A gifted sound engineer and a seasoned reporter, Verlon loved a good challenge and his work, which brought him to places including Afghanistan, Libya and Iraq, often entailed great peril.
Where it was possible to go he went, and no matter the terrain, Verlon could set up a radio studio – even in a hut or on the top of the Parliament in Bucharest, Romania. He was known for his meticulous technical eye and caution.
Before setting foot anywhere he’d gauge the situation on the ground. His greatest fear was losing signal on a live report and he would often say, “I don’t have the right to make a mistake.”
His colleagues, who say they will always remember his smile, remarked on his dependability.
"Claude Verlon was a pillar on which we could rely," they agreed unanimously. “Very rigorous, effective, and everyone knew we could count on him in case of trouble.”
Another said he was the Rolls-Royce of technicians.
"Of course if you travel with somebody and you're working quite intensely and sometimes the situation is a little risky then you get close to them," said colleague Tony Cross and editor of the RFI's English service website. "Claude was a very warm person, he had a sense of humour. We went to Lahore in Pakistan together."
Cross said he will always remember travelling to a villa outside of Lahore where they interviewed the patriarch of the clan in charge.

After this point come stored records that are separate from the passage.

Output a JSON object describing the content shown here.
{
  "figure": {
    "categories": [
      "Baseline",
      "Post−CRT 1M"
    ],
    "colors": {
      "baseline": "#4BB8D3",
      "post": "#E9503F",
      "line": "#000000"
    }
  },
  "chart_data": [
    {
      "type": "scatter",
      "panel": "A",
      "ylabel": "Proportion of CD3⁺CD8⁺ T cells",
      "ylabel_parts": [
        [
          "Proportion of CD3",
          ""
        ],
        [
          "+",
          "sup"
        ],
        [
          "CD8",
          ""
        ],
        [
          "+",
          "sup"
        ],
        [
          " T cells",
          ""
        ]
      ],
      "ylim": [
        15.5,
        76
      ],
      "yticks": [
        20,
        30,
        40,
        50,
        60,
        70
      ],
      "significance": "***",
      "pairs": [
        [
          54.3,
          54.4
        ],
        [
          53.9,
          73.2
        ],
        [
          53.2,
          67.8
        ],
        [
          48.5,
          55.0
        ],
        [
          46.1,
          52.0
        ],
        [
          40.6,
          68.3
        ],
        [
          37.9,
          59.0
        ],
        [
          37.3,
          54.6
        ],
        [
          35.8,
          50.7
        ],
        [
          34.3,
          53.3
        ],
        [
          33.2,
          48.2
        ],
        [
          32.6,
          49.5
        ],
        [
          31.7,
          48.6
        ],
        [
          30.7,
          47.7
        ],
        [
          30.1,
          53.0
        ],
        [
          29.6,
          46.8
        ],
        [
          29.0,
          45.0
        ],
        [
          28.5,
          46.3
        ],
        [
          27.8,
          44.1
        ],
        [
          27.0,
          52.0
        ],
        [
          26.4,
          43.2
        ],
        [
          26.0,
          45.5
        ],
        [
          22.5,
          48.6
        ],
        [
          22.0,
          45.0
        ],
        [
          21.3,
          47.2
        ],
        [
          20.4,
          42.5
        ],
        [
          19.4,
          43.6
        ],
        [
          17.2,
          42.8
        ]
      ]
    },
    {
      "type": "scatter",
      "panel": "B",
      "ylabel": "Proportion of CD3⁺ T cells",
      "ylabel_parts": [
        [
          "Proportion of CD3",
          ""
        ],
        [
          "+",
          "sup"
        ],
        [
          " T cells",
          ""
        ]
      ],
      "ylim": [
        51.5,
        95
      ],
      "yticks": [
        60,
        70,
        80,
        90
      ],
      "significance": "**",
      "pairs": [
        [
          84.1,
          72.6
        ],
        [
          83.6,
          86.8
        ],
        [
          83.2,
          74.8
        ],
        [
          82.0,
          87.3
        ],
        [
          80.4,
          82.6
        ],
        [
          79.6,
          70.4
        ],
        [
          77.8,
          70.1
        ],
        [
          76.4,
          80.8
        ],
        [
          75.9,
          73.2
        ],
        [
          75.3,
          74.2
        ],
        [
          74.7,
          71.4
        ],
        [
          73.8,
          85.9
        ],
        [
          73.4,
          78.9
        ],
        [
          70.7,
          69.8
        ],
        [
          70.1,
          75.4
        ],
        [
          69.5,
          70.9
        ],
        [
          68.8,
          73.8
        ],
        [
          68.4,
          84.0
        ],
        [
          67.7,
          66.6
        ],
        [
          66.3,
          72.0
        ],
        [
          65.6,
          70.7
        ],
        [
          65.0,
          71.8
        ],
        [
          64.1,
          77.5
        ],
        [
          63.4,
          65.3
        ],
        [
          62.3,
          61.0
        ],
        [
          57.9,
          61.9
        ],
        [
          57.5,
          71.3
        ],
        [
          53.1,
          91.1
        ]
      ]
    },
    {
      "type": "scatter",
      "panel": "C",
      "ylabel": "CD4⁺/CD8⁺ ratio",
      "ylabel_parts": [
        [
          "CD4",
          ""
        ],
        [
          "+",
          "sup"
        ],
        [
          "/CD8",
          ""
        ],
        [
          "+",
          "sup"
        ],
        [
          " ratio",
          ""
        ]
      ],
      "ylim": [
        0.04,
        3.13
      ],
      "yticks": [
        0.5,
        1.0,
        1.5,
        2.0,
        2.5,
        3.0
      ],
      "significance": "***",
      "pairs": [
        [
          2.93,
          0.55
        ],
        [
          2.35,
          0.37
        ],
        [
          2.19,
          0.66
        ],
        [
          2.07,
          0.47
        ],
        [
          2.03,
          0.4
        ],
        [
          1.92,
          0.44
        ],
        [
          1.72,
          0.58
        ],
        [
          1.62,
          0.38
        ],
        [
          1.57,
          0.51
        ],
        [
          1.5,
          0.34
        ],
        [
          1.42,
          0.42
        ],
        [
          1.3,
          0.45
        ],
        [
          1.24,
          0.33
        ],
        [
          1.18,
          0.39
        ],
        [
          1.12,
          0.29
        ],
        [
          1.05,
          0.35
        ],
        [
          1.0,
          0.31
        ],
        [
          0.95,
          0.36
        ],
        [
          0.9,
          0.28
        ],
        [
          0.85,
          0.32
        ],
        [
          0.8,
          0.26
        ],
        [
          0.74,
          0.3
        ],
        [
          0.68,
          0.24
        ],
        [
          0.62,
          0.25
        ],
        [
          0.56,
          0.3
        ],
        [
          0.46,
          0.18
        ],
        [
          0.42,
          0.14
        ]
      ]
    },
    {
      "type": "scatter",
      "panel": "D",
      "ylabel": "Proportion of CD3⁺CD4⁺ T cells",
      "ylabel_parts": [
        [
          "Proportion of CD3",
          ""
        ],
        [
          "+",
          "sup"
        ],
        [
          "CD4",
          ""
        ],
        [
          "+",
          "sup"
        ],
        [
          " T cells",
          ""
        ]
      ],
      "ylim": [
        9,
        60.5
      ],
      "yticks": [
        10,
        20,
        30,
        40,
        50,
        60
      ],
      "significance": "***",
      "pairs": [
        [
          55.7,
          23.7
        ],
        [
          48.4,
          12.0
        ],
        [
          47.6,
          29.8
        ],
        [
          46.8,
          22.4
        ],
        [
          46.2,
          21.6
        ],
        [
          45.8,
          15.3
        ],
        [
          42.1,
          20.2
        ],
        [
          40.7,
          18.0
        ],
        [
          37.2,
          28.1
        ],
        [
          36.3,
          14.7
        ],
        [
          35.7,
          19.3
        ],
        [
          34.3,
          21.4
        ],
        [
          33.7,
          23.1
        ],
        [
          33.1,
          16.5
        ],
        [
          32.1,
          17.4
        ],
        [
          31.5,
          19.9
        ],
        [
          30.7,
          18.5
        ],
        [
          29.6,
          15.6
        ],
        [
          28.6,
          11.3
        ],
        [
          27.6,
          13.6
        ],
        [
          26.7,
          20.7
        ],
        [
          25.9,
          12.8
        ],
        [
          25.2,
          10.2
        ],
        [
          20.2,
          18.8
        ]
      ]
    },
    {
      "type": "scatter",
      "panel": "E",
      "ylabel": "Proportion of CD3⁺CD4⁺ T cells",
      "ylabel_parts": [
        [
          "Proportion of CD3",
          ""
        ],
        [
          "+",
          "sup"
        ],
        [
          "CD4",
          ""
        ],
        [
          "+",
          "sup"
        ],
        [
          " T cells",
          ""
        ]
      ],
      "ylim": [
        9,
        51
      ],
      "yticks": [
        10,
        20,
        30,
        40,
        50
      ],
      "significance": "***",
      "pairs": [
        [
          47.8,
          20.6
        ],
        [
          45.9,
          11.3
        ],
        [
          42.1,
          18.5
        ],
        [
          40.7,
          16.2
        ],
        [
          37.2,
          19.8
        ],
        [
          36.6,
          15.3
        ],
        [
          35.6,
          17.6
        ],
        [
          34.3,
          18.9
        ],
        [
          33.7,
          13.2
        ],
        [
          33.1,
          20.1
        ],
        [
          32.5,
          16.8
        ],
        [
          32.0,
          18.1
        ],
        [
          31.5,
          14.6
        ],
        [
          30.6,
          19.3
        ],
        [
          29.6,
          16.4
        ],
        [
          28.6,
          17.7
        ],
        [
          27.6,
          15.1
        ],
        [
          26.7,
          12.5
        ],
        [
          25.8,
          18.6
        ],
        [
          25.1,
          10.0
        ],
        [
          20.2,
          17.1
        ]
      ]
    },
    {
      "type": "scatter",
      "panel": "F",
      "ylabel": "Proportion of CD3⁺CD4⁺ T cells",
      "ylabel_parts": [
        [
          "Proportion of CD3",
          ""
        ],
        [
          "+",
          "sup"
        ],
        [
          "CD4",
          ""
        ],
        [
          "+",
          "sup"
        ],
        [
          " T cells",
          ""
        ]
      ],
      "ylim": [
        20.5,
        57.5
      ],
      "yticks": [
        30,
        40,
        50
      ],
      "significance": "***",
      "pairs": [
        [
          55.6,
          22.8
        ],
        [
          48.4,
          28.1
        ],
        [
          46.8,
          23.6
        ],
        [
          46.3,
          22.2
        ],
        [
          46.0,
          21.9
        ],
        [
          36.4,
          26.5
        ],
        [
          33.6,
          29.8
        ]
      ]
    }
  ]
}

To Cross' amazement, Verlon was able to set up a satellite phone from the remote villa as night fell and communicate and send stories back to Paris.
"I'm always amazed when I can look at RFI technicans who can set up a studio in a hotel room or send a message from a mountainside," Cross said.
Verlon started his career with RFI in 1982 and was a senior sound engineer.
Radio France Internationale expresses condolences to his family and friends.